"To lights and music I dance." Six-Word Memoirs at the Treasure Island Music Festival
SMITH Mag and Triple Base Gallery set up a "Six-Word Wall" in the DIY Tent during San Francisco's Treasure Island Music Festival. For two days, hundreds of festivalgoers, writing in at least three languages, shared a little bit of their lives on a wall of Six-Word Memoirs. As the day went on, the wall got bigger and bigger—and then we tore it down in order to start with a blank slate the next day.
Some of the memoirists then took their words over to one of Triple Base's artists-in-residence-on-Treasure-Island, who created "Six-Word Rally Signs" for what was a wearable, moveable memoir effect. You can view the whole beautiful scene over at our Flickr set.
A River Runs Through Six
When asked about SMITH's Six-Word Memoirs, I often tell people that sharing those six little words is easily done here: simply type, publish, and share. But those short, short life stories can be explored through different mediums—such as a "river" (of sorts).

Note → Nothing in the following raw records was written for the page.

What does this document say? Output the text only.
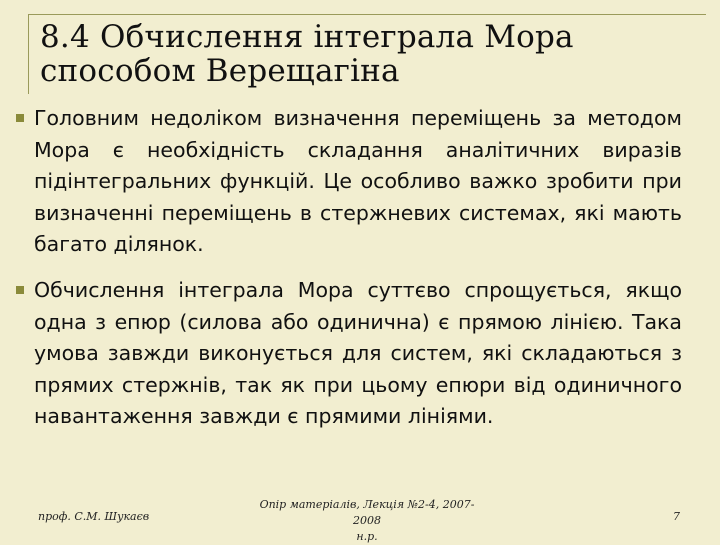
8.4 Обчислення інтеграла Мора способом Верещагіна
Головним недоліком визначення переміщень за методом Мора є необхідність складання аналітичних виразів підінтегральних функцій. Це особливо важко зробити при визначенні переміщень в стержневих системах, які мають багато ділянок.
Обчислення інтеграла Мора суттєво спрощується, якщо одна з епюр (силова або одинична) є прямою лінією. Така умова завжди виконується для систем, які складаються з прямих стержнів, так як при цьому епюри від одиничного навантаження завжди є прямими лініями.
проф. С.М. Шукаєв
Опір матеріалів, Лекція №2-4, 2007-2008
н.р.
7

Launched by three RIT faculty members—Xanthe Matychak, a visiting lecturer in the E. Philip Saunders College of Business, Michelle Harris, an assistant professor in the B. Thomas Golisano College of Computing and Information Sciences, and Andrea Hardy, a First-Year Enrichment instructor—created what they call "River Memoir." It caught the attention of creative minds at the World Maker Faire in New York City, where the project was recently showcased.